La guerre vue de Châteaulin : pommes de terre et artillerie lourde

L’association « Mémoires de Châteaulin » poursuit avec persévérance le travail entamé à l’été 2014 afin de rendre compte, chaque mois, de la manière dont les Châteaulinois, au front comme à l’arrière, ont vécu la Grande Guerre1.

Gabriel Bauguion, devant sa pièce de 305 mm dans la Somme à l'été 1916. Crédits: Châteaulin 14-18.

Les derniers numéros de Châteaulin 14-18 évoquent ainsi, entre autres sujets, la participation du 118e RI (Quimper) à la reprise du fort de Vaux en novembre 1916, la Légion d’honneur attribuée au capitaine Mercier, fils d’une famille de minotiers de la Forest-Landerneau, blessé lors de ces combats ou encore la vie chère. L’hebdomadaire local, Le Bas-Breton, rappelle notamment dans son édition du 30 décembre 1916 que si cette question « depuis de longs mois, est à l’ordre du jour », elle ne « semble pas avoir sensiblement évolué vers un commencement de solution »… « La main d’œuvre diminue dans nos campagnes et malgré les mises en sursis de cultivateurs-soldats et les nombreuses permissions agricoles qu’on leur accorde avec raison, beaucoup de terres restent en friche » déplore le journal. La solution ? La pomme de terre avance le rédacteur, s’appuyant sur ce qui se fait en Allemagne : « c’est la pomme de terre qui fait le cochon et c’est le cochon qui fait le Boche. Tout le secret de la résistance des Empires du centre est là » considère-t-il. Il faudra cependant au journal, en janvier, annoncer la taxation de certaines denrées – beurre, pommes de terre… – et la mise en place de cartes de ravitaillement, pour le sucre notamment.

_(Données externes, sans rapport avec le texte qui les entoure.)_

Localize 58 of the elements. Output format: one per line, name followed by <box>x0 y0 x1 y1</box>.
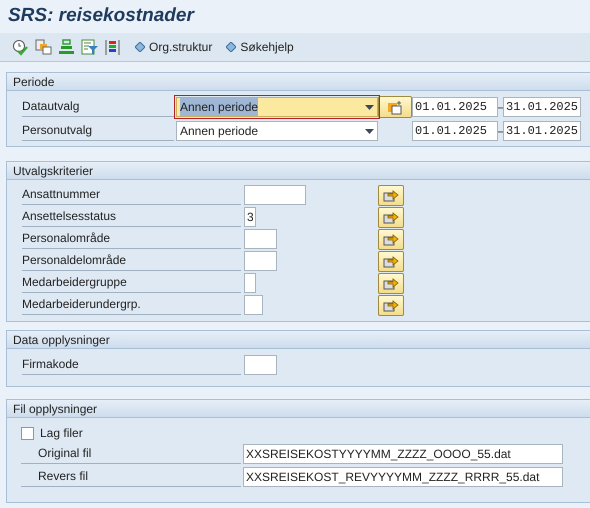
multiple-selection-button[interactable] <box>378 250 404 272</box>
multiple-selection-button[interactable] <box>378 184 404 206</box>
section-header: Utvalgskriterier <box>7 162 590 180</box>
input-field[interactable]: 01.01.2025 <box>412 97 498 117</box>
arrow-box-icon <box>383 210 399 224</box>
document-icon <box>387 100 403 114</box>
arrow-box-icon <box>383 232 399 246</box>
section-header: Periode <box>7 73 590 91</box>
dropdown-field[interactable]: Annen periode <box>176 121 378 141</box>
checkbox[interactable] <box>21 426 34 440</box>
filter-icon[interactable] <box>81 38 98 56</box>
input-field[interactable]: 31.01.2025 <box>503 121 581 141</box>
copy-icon[interactable] <box>35 38 52 56</box>
field-label: Firmakode <box>22 355 241 375</box>
field-label: Ansettelsesstatus <box>22 207 241 227</box>
input-field[interactable]: 3 <box>244 207 256 227</box>
input-field[interactable] <box>244 295 263 315</box>
input-field[interactable] <box>244 273 256 293</box>
field-label: Original fil <box>21 444 241 464</box>
input-field[interactable] <box>244 355 277 375</box>
field-label: Datautvalg <box>22 97 174 117</box>
field-label: Medarbeidergruppe <box>22 273 241 293</box>
input-field[interactable]: 31.01.2025 <box>503 97 581 117</box>
input-field[interactable] <box>244 251 277 271</box>
diamond-icon <box>135 42 145 52</box>
input-field[interactable]: 01.01.2025 <box>412 121 498 141</box>
field-label: Personutvalg <box>22 121 174 141</box>
dropdown-field[interactable]: Annen periode <box>176 97 378 117</box>
window-title: SRS: reisekostnader <box>8 4 194 28</box>
multiple-selection-button[interactable] <box>378 228 404 250</box>
input-field[interactable]: XXSREISEKOST_REVYYYYMM_ZZZZ_RRRR_55.dat <box>243 467 563 487</box>
arrow-box-icon <box>383 276 399 290</box>
input-field[interactable] <box>244 229 277 249</box>
field-label: Personaldelområde <box>22 251 241 271</box>
arrow-box-icon <box>383 188 399 202</box>
diamond-icon <box>226 42 236 52</box>
section-header: Data opplysninger <box>7 331 590 349</box>
input-field[interactable] <box>244 185 306 205</box>
caret-icon <box>365 128 374 134</box>
stack-icon[interactable] <box>58 38 75 56</box>
select-button[interactable] <box>378 96 412 118</box>
multiple-selection-button[interactable] <box>378 206 404 228</box>
section-header: Fil opplysninger <box>7 400 590 418</box>
clock-check-icon[interactable] <box>12 38 29 56</box>
field-label: Medarbeiderundergrp. <box>22 295 241 315</box>
caret-icon <box>365 104 374 110</box>
toolbar-button[interactable]: Org.struktur <box>135 38 212 56</box>
multiple-selection-button[interactable] <box>378 272 404 294</box>
arrow-box-icon <box>383 254 399 268</box>
arrow-box-icon <box>383 298 399 312</box>
checkbox-label: Lag filer <box>40 425 83 442</box>
field-label: Personalområde <box>22 229 241 249</box>
toolbar-button[interactable]: Søkehjelp <box>226 38 294 56</box>
multiple-selection-button[interactable] <box>378 294 404 316</box>
field-label: Ansattnummer <box>22 185 241 205</box>
input-field[interactable]: XXSREISEKOSTYYYYMM_ZZZZ_OOOO_55.dat <box>243 444 563 464</box>
color-bars-icon[interactable] <box>104 38 121 56</box>
field-label: Revers fil <box>21 467 241 487</box>
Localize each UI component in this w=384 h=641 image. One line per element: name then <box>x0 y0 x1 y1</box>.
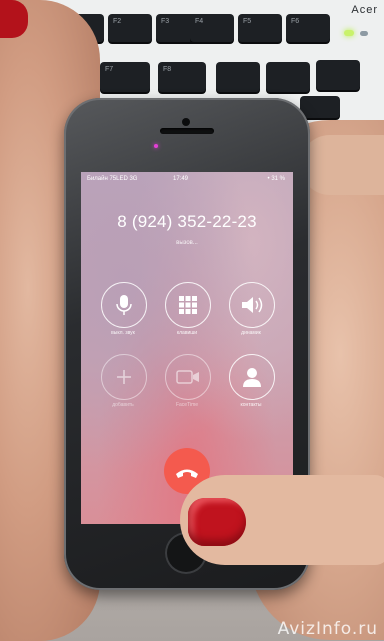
battery-label: • 31 % <box>267 176 285 182</box>
keyboard-key: F5 <box>238 14 282 42</box>
keyboard-key <box>300 96 340 118</box>
call-screen: Билайн 75LED 3G 17:49 • 31 % 8 (924) 352… <box>81 172 293 524</box>
keyboard-key: F2 <box>108 14 152 42</box>
clock: 17:49 <box>173 176 189 182</box>
key-label: F2 <box>113 18 122 25</box>
keyboard-led <box>344 30 354 36</box>
key-label: F5 <box>243 18 252 25</box>
facetime-label: FaceTime <box>175 402 199 408</box>
keypad-icon <box>166 283 210 327</box>
key-label: F6 <box>291 18 300 25</box>
keyboard-key: F7 <box>100 62 150 92</box>
mute-button[interactable] <box>101 282 147 328</box>
key-label: F7 <box>105 66 114 73</box>
fingernail <box>188 498 246 546</box>
facetime-icon <box>166 355 210 399</box>
keypad-button[interactable] <box>165 282 211 328</box>
speaker-icon <box>230 283 274 327</box>
add-call-label: добавить <box>112 402 134 408</box>
watermark: AvizInfo.ru <box>277 619 378 639</box>
contacts-icon <box>230 355 274 399</box>
keyboard-led <box>360 31 368 36</box>
speaker-button[interactable] <box>229 282 275 328</box>
proximity-led <box>154 144 158 148</box>
key-label: F3 <box>161 18 170 25</box>
keyboard-brand: Acer <box>351 4 378 16</box>
mute-icon <box>102 283 146 327</box>
facetime-button[interactable] <box>165 354 211 400</box>
earpiece-speaker <box>160 128 214 134</box>
keyboard-key <box>216 62 260 92</box>
front-camera <box>182 118 190 126</box>
add-call-icon <box>102 355 146 399</box>
finger <box>300 135 384 195</box>
mute-label: выкл. звук <box>111 330 135 336</box>
status-bar: Билайн 75LED 3G 17:49 • 31 % <box>81 176 293 186</box>
call-status: вызов... <box>176 240 198 246</box>
speaker-label: динамик <box>241 330 261 336</box>
keypad-label: клавиши <box>176 330 198 336</box>
keyboard-key <box>266 62 310 92</box>
key-label: F8 <box>163 66 172 73</box>
keyboard-key: F6 <box>286 14 330 42</box>
contacts-button[interactable] <box>229 354 275 400</box>
carrier-label: Билайн 75LED 3G <box>87 176 138 182</box>
fingernail <box>0 0 28 38</box>
contacts-label: контакты <box>240 402 262 408</box>
photo-scene: F1 F2 F3 F4 F5 F6 F7 F8 Acer Билайн 75LE… <box>0 0 384 641</box>
keyboard-key: F8 <box>158 62 206 92</box>
key-label: F4 <box>195 18 204 25</box>
add-call-button[interactable] <box>101 354 147 400</box>
keyboard-key <box>316 60 360 90</box>
keyboard-key: F4 <box>190 14 234 42</box>
phone-number: 8 (924) 352-22-23 <box>117 212 257 231</box>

Châteaulin 14-18 poursuit, par ailleurs, la publication de correspondances de soldats originaires de cette partie du Finistère. Ainsi de celle de Gabriel Bauguion, qui sert dans l’artillerie lourde, ce dont il se félicite – « je me trouve très heureux et très content d’être mis là-dedans » écrit-il dans une lettre du 30 décembre 1916 –, conscient qu’il est d’échapper ainsi à nombre des risques encourus non seulement par les fantassins, mais aussi par les artilleurs de l’artillerie de campagne, bien plus proches du front. Pour lui comme pour d’autres, la nouvelle année est l’occasion de vœux à ses proches : « que 1917 soit plus chanceuse que 1916 écoulée et que ce sera celle de la victoire et de la libération » espère-t-il entre autres. Le 1er janvier surtout, « c’est permis de faire la bombe » se réjouit-il : « on a acheté entre nous une bouteille de rhum et je t’assure qu’on va faire la bombe » écrit-il à son épouse ce jour-là.

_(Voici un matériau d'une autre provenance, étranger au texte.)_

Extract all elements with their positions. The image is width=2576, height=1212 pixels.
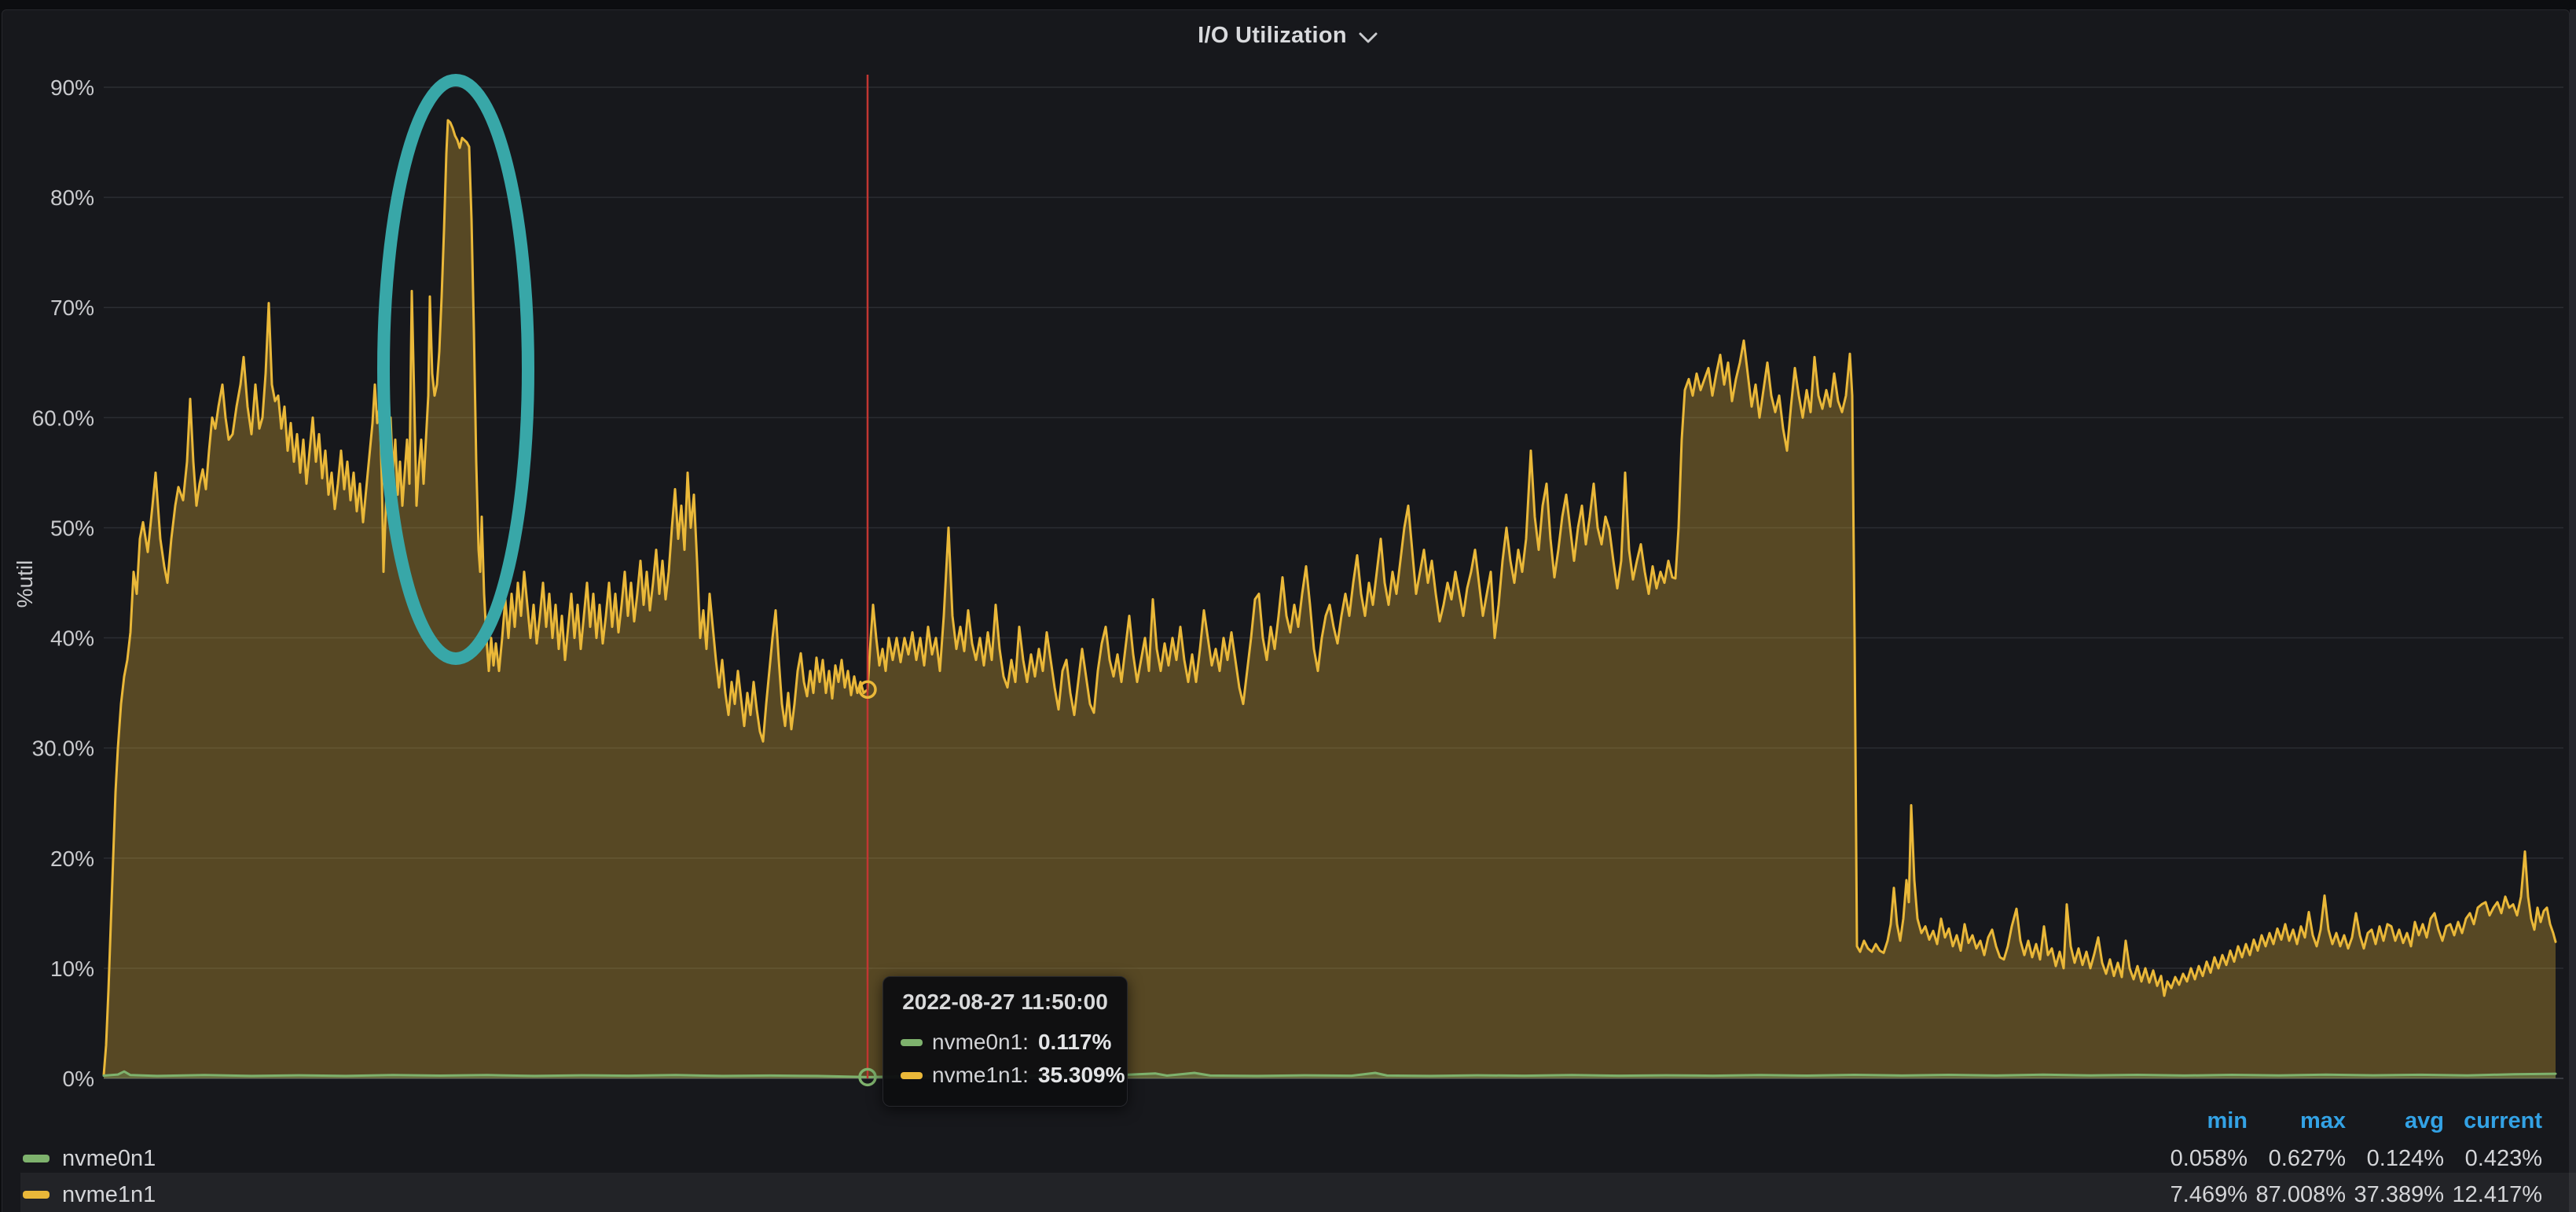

A cette correspondance suivie chaque mois ou presque depuis 2014 – ou 1914… –, s’en ajoutent d’autres, celle de François Le Scao, qui sert dans un régiment de cuirassiers, et meurt de tuberculose en mars 1917, une maladie dans son cas sans lien avec le service, ce qui ne lui permet pas d’obtenir la mention de « mort pour la France », ou encore les lettres de Louis Gourmelon, affecté quant à lui dans une usine de Saint-Chamond, dans la Loire, bien loin du front et de ses dangers.
On mesure, à travers ces quelques exemples, toute la richesse et la diversité de cette publication qui en est à son 32e numéro.